O colapso do crescimento econômico não é meramente um problema técnico, que poderá ser solucionado pela adoção de políticas do tipo “A”, “B” ou “C”.

André Moreira Cunha

Fonte: Sul21
Data original da publicação: 07/03/2021

No es la menor desventura de España la escasez de hombres dotados con talento sinóptico suficiente para formarse una visión íntegra de la situación nacional donde aparezcan los hechos en su verdadera perspectiva, puesto cada cual en el plano de importancia que les es propio. Y hasta tal punto es así, que no puede esperarse ninguna mejora apreciable en nuestros destinos mientras no se corrija previamente ese defecto ocular que impide al español medio la percepción acertada de las realidades colectivas.”

Ortega y Gasset no Prefácio da Segunda Edição de España Invertebrada

A crise da dívida externa (1982) marcou uma ruptura fundamental na trajetória de crescimento da economia brasileira. Ao longo do século XX o Brasil sustentou níveis elevados de expansão da renda, particularmente entre os anos 1950 e 1970. A combinação de extensa industrialização e rápida urbanização modificaram, de forma profunda, a estrutura socioeconômica do país. Por decorrência, no começo dos anos 1980, a produção industrial brasileira era a oitava maior do planeta, superando a produção conjunta das principais nações asiáticas em desenvolvimento, incluindo Coreia e China. Nesse momento, o valor adicionado pelo setor manufatureiro do Brasil representava 2,7% do total mundial; e as exportações brasileiras de bens industriais atingiam 1,2% das vendas globais. No final da década de 2010, tais proporções se reduziram para, respectivamente, 1,2% e 0,6%. Ainda ao se comparar o auge da industrialização com o período contemporâneo, cabe recordar que a renda gerada na indústria de transformação oscilava entre 25% e 30% do PIB nacional na década de 1970 e começo dos anos 1980; de lá para cá, o recuo tem sido constante, ao ponto de tal proporção situar-se hoje ao redor de 10% do PIB, um nível inferior àquele que antecedeu a longa marcha modernizante do país.
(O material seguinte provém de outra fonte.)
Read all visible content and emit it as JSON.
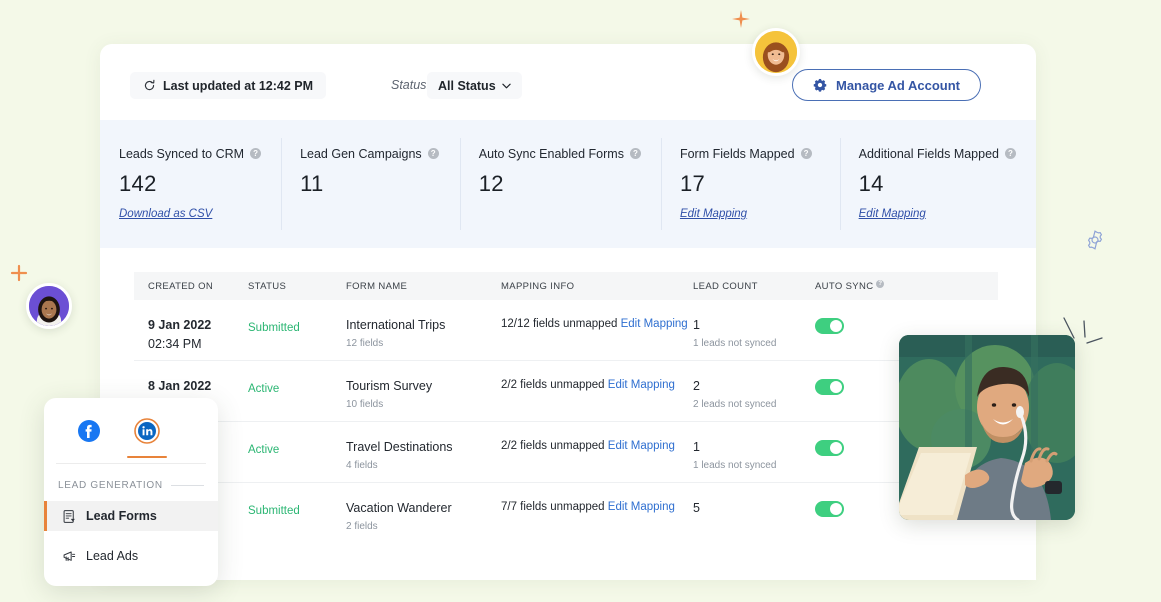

Uma análise objetiva das evidências permite sugerir que, ao contrário do que se tem divulgado incessantemente nos últimos anos, a “era desenvolvimentista” não foi um fracasso. Entre 1950 e 1981, a renda total cresceu pouco mais do que 7% a.a. Em média, avançávamos mais do que o mundo em quase 2,5 pontos percentuais (p.p.) ao ano. Já entre 1982 e 2020, o PIB variou 2% a.a., abaixo da média global em 1,2 p.p. ao ano. O país ficou para trás em um dos momentos de maior integração e dinamismo tecnológico da economia mundial.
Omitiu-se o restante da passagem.